It was an emotionally fraught time for all concerned, but in retrospect it plays out as wry comedy. Ravi is manoeuvred into awkward dates with equally reluctant young women, including one dinner in which the families on both sides wait hopefully at a nearby table. His businessman father Ramesh – delightfully impersonated by Ravi – slyly integrates matchmaking into his son's travel itinerary.

While the loquacious Ravi presents his side of the story – the modern perspective of a young man born and raised in Canada – Asha quietly but tartly inserts her traditional point of view. She not only explains the Hindu beliefs that support arranged marriages, but reveals the tremendous community pressure felt by Indian parents to find a mate for their offspring. She also shares her own experience as a young Indian woman compelled to marry and set aside her dreams.
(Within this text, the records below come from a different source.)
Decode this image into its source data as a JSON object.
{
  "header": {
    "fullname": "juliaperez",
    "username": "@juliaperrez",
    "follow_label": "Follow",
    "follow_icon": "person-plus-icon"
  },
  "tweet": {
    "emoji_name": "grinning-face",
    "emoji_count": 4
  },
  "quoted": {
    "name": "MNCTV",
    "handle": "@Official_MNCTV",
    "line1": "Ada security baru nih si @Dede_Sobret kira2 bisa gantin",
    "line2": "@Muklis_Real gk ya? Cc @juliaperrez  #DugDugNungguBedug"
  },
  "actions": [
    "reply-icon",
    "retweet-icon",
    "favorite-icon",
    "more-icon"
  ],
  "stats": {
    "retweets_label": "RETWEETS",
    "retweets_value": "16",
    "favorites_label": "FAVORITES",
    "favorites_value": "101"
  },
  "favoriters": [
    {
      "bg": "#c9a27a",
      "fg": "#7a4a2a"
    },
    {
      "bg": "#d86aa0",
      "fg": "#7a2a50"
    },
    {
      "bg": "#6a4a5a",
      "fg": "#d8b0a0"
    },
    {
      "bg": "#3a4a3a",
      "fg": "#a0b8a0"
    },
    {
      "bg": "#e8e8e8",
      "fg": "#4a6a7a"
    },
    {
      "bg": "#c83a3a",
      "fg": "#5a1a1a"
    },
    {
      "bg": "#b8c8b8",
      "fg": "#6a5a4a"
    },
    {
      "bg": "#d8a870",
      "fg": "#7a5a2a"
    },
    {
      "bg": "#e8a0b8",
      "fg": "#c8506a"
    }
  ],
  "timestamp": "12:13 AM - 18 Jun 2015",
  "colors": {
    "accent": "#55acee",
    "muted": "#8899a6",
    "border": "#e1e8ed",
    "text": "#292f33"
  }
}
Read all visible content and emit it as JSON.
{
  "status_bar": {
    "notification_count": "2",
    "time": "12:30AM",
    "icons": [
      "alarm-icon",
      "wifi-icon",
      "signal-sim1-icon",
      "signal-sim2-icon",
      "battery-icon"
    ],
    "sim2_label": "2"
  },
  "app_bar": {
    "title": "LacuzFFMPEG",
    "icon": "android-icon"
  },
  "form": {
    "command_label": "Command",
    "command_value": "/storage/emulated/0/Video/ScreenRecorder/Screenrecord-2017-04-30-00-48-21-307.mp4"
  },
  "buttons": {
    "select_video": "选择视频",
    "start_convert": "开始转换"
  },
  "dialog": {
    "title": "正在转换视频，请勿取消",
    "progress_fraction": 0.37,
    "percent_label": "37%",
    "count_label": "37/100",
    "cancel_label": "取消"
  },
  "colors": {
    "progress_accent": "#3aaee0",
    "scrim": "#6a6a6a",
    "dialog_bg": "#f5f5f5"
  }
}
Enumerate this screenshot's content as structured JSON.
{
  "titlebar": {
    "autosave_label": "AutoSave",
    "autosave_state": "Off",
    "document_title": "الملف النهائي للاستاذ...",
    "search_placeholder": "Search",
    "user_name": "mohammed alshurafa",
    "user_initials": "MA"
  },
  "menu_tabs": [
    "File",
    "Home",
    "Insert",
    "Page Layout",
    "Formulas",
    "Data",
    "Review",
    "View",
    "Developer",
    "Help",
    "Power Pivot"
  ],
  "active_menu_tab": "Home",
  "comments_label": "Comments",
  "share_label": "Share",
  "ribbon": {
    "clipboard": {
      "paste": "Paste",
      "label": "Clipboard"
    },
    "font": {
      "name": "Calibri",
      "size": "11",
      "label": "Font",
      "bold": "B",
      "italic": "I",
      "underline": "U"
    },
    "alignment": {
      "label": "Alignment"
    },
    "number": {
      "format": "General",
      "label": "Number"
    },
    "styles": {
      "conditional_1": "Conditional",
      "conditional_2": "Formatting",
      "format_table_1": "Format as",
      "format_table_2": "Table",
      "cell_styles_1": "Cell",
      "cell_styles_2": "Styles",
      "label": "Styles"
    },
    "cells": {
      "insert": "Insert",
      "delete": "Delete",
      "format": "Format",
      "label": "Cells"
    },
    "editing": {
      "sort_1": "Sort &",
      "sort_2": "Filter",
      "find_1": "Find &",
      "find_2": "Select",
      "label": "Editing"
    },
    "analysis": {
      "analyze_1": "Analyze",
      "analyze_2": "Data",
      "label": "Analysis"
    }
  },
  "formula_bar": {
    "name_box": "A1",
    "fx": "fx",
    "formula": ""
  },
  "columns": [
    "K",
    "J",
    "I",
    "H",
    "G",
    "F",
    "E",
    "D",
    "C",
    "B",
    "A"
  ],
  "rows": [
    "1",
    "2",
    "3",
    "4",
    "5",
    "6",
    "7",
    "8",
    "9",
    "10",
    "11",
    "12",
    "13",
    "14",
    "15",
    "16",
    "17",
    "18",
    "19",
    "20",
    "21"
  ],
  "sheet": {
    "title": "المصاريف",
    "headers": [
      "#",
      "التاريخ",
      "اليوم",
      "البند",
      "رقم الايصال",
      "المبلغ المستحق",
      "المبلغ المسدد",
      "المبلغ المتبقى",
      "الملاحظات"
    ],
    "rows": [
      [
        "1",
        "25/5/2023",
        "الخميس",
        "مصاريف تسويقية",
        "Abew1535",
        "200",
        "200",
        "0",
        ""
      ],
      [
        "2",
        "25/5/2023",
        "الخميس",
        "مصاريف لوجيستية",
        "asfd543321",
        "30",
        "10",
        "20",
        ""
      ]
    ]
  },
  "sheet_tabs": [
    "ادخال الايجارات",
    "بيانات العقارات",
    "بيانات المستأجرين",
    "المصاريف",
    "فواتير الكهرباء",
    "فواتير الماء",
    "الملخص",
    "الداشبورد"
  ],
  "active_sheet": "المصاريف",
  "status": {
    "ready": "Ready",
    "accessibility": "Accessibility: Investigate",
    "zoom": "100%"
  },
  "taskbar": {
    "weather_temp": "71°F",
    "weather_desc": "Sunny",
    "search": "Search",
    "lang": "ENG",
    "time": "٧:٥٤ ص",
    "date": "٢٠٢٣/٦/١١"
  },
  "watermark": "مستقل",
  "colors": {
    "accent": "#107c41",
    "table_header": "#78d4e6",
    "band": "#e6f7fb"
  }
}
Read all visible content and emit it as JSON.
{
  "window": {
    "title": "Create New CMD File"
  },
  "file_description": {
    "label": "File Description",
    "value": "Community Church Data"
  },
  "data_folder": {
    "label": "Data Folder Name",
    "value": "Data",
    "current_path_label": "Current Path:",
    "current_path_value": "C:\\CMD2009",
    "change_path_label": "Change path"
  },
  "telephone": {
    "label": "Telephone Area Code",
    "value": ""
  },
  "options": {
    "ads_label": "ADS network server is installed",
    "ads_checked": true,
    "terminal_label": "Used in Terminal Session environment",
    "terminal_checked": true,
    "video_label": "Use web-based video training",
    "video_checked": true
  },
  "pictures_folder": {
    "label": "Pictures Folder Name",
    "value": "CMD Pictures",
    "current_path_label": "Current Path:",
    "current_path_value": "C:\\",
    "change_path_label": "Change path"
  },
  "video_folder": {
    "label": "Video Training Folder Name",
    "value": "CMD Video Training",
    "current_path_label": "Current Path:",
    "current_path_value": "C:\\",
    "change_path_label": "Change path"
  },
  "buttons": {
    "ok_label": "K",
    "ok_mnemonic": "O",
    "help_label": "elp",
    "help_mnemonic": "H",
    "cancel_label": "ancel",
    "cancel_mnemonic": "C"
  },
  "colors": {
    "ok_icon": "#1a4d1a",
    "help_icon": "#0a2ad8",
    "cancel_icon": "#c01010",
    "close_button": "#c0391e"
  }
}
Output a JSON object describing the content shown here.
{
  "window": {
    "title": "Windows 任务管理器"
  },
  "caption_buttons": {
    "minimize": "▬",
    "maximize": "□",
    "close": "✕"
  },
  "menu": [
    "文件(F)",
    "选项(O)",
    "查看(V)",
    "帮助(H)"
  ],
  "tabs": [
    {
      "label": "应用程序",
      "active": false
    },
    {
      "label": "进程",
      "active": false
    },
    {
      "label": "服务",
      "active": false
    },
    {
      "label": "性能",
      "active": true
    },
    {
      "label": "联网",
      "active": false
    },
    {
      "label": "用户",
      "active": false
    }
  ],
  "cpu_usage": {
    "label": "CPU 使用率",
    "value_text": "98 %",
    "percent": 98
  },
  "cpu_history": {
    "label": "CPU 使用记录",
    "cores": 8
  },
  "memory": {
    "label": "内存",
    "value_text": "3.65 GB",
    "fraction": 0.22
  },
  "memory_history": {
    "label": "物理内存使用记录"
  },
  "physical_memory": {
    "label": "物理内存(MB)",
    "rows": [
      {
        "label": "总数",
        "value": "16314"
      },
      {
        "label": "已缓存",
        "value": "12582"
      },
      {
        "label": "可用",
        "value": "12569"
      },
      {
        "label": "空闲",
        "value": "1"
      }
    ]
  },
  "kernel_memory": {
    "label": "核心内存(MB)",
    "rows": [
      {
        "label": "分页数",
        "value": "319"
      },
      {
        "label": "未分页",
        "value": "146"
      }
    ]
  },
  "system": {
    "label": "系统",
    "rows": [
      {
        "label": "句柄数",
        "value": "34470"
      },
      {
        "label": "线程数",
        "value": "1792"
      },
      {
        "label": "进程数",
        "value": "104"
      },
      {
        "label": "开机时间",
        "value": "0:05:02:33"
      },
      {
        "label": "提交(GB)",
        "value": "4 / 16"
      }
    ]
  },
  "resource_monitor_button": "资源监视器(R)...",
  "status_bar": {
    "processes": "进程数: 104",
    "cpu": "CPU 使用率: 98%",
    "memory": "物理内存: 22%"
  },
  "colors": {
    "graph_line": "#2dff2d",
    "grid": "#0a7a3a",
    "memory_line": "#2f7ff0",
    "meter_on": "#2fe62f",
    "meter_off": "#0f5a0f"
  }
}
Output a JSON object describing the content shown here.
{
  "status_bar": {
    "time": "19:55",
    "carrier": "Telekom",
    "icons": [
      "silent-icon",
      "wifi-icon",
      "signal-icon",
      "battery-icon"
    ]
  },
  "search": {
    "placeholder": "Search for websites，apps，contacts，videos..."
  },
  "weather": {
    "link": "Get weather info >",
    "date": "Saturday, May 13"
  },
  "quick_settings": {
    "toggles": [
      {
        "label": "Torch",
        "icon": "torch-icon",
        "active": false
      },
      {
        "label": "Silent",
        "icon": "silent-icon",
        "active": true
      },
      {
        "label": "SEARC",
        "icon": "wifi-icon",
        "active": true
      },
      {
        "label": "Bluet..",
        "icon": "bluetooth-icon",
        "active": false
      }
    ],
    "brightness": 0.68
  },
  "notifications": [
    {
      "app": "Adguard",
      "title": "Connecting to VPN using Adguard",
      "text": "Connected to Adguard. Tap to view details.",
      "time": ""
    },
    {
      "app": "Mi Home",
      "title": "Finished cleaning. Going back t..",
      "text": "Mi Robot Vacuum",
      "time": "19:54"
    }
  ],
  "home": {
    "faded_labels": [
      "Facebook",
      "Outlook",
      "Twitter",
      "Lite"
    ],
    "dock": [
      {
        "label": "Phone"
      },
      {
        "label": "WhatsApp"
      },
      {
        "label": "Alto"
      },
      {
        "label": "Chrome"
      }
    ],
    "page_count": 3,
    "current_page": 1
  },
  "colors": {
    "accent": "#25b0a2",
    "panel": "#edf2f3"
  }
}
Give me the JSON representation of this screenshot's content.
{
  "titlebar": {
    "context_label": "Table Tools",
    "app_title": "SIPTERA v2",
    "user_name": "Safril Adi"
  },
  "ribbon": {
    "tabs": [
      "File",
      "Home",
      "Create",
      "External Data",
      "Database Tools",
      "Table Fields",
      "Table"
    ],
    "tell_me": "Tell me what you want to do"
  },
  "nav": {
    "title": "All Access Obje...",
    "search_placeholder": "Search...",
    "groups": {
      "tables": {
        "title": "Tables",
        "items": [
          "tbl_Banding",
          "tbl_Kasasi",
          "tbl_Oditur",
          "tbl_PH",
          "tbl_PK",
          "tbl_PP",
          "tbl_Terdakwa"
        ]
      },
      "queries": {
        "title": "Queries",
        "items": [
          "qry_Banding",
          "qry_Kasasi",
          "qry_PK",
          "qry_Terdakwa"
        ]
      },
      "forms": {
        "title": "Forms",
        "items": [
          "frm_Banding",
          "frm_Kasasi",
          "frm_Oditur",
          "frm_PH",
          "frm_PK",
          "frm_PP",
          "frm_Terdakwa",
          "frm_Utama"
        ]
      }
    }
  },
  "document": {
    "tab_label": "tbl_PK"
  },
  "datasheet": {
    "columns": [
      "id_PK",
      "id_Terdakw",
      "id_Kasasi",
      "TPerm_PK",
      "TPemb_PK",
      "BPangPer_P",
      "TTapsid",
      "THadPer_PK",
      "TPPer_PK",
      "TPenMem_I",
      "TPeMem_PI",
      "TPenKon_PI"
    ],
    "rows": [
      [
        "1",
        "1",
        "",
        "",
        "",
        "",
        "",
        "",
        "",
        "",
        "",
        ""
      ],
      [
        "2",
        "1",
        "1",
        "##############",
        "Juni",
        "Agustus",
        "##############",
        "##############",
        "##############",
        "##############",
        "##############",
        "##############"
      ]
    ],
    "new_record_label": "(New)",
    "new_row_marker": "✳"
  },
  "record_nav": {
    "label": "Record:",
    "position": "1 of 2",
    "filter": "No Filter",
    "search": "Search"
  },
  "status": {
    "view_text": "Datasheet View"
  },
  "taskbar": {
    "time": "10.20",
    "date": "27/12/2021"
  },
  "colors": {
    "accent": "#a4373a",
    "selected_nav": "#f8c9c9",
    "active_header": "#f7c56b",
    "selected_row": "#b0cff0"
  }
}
Yet, despite that early disappointment, Asha holds to the belief that marriage comes first, love later. "It's something that grows," she says, adding touchingly that she loves her husband of 38 years "more every day."

These intimate observations are confided as if over tea in the family kitchen. The Extra Space has been configured so that the stage becomes a cozy corner, Julie Fox's set consisting of a simple table and chairs on an oriental rug. Ravi is dressed casually in jeans and sneakers, Asha more formally in a sari. Instead of taking out family albums, they show us photos on a pair of overhead screens. The imagery, designed by Beth Kates, also includes maps of India, video clips and, to illustrate the South Asian penchant for using biodata to identify matrimonial candidates, the résumé of Bollywood star Aishwarya Rai – back when she was single.

As a mother-and-son act, the Jains prove highly amusing. The two interrupt, needle and contradict each other. Ravi, a skilled actor whose past credits include the Dora Award-winning satire Spent, handles the bulk of the narrative. The show's director, he continues to direct during the performance, occasionally reining in his mother when she skips ahead in the story. But Asha, while an acting novice, maintains a maternal upper hand. When Ravi forgets himself and sits on the kitchen table, she quickly reprimands him.

The title A Brimful of Asha, taken from the 1997 song by U.K. indie band Cornershop, has a double meaning. It suggests Ravi's being fed up with his mother's nagging, but at the same time, as the play's program explains, the name Asha is Hindi for "hope." The irony is that we don't really get a brimful of Asha Jain, just enough of a taste to want to hear more from her. The perspective of first-generation Canadian immigrants, with one foot still in the old country, is something we need to better understand.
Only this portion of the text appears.